Алексей Петрович сидел всё в том же положений, откинувшись к стене, смотрел на великого князя со всевозрастающим удивлением. Вчера Васька Вельяминов по пьяни болтнул, мол, великий князь тебя сгонит с тысяцкого за то, что ты подвёл его, принёс ложную весть об уходе Евпраксии в монастырь. Хвост приготовился нести кару за это, хотя он передал лишь слова самой Евпраксии. А Семён Иванович вон как вывел, ничего
Не только Хвост видел изнанку слов великого князя, многие из бояр наслышаны были о ложной огласке про Евпраксинин постриг, в этом усматривали причины гнева великого князя. Сейчас зашевелились, начали втихомолку переговариваться. А Андрей Иванович Кобыла сказал вслух:
— Надо бы, княже, допрежь такого исхода Алексея Петровича послушать. Так ли оно всё?
Андрея Ивановича поддержали окольничий Онанья и все Бяконтовы, включая митрополичьего наместника Алексия.
— Пусть, пусть скажет Хвост, а мы послушаем, что надумал он своими куриными мозгами, — разрешил Семён Иванович и нервно хохотнул, показав частокол подернутых желтизной зубов. Он явно неспокоен был, видно, не имел веры в правоту и справедливость своего решения, угрызения совести всё же гнездились в сердце его.
Хвост поднялся с лавки. Хотя душа его только что вскипала варом, последние слова великого князя сразу успокоили его, он посмотрел на Семёна Ивановича с весёлым изумлением: немало, верно, грехов можно счесть за Хвостом, но никто ещё не обвинял его в скудоумии, тут великий князь Гордый в раздражении мерку потерял... Но опускаться до пустого презрения Хвост не мог себе позволить; имел он норов весёлый и лёгкий, однако сейчас следовало за себя постоять, иной обык выказать. Был он благообразен ликом и учтив в общении, но сейчас губы его помимо воли кривились насмешкою и горечью, а слова на язык просились самые поносные. Ему стоило сил утихомирить себя. Нарочито старательно огладил он спускавшуюся волнами на грудь бороду, кашлянул. Начал речь со слов, которые немало всех изумили:
— Моисей сорок лет водил евреев по пустыне...
Бояре вскинули на него глаза. И он их вопросил:
— Зачем водил?
Бояре молчали, только Алексий понимающе качнул клобуком.
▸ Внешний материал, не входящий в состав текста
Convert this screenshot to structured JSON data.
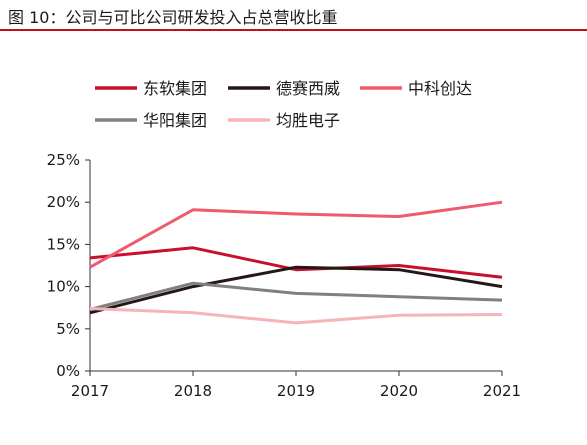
{
  "figure": {
    "label": "图 10：公司与可比公司研发投入占总营收比重"
  },
  "chart_data": {
    "type": "line",
    "title": "",
    "xlabel": "",
    "ylabel": "",
    "x": [
      "2017",
      "2018",
      "2019",
      "2020",
      "2021"
    ],
    "y_ticks": [
      "0%",
      "5%",
      "10%",
      "15%",
      "20%",
      "25%"
    ],
    "ylim": [
      0,
      25
    ],
    "grid": false,
    "legend_position": "top",
    "series": [
      {
        "name": "东软集团",
        "color": "#c8102e",
        "values": [
          13.4,
          14.6,
          12.0,
          12.5,
          11.1
        ]
      },
      {
        "name": "德赛西威",
        "color": "#231815",
        "values": [
          6.9,
          10.0,
          12.3,
          12.0,
          10.0
        ]
      },
      {
        "name": "中科创达",
        "color": "#f0596e",
        "values": [
          12.3,
          19.1,
          18.6,
          18.3,
          20.0
        ]
      },
      {
        "name": "华阳集团",
        "color": "#808080",
        "values": [
          7.3,
          10.4,
          9.2,
          8.8,
          8.4
        ]
      },
      {
        "name": "均胜电子",
        "color": "#f7b3b8",
        "values": [
          7.4,
          6.9,
          5.7,
          6.6,
          6.7
        ]
      }
    ]
  }
}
— Затем водил, чтобы забыли они о рабстве, чтобы новое поколение, не знающее угнетения чужеземцев, народилось. Не прошли ли эти сорок лет и для нас, не народились ли и у нас люди, которые знают про татарскую плеть лишь по рассказам стариков? Я не называл тебя, государь, татарским угодником, это пёс Васька набрехал на меня, я только говорил и говорить буду, предчувствуем мы пору нашего освобождения, но для этого надо копить силы свои, готовиться, а не только ублажать хана, отправляя ему серебро и рухлядь. А каким я был на ратях, пусть тебе бояре скажут да ещё вот те титла, коими оттитлован я, вот хоть этот. — И Хвост ощупал пальцами шрам на лбу, рассекавший наискось одну из его чёрных бровей. — А про блядуна и про самца негодного — это опять же пёс Васька на тебя насмердил, он не то ещё насмердит, как только жезл тысяцкого в руки возьмёт и присягу тебе даст. Зело богаты Вельяминовы, всех богаче на Москве, даже зажиточнее самого князя, а теперь ещё преизобильнее заживут. Тебе, государь, шло при мне в казну сполна всё — и весчее, и тамга, и дань, а ныне корм твой, государь, поскудеет.
— Как смеешь, Хвост! На судное поле призываю! — взревел Вельяминов, выпученные карие глаза его полыхали ненавистью, щёки тряслись, на свежих и полных, как у бабы, губах проступила пена. — Тягаться станем!
При последних словах весёлое оживление прошло по лавкам. Каждый сразу представил себе, как станут тягаться Хвост и Вельяминов. Давно заведено это: повздорят двое и решают спор тем, что встают по разные берега Неглинной в самом узком месте и начинают тягать друг друга за волосья, кто стянет в воду, того и правда. Река только-только вскрылась, вода холодная, мутная, в крошеве льда и снега — вот потеха будет!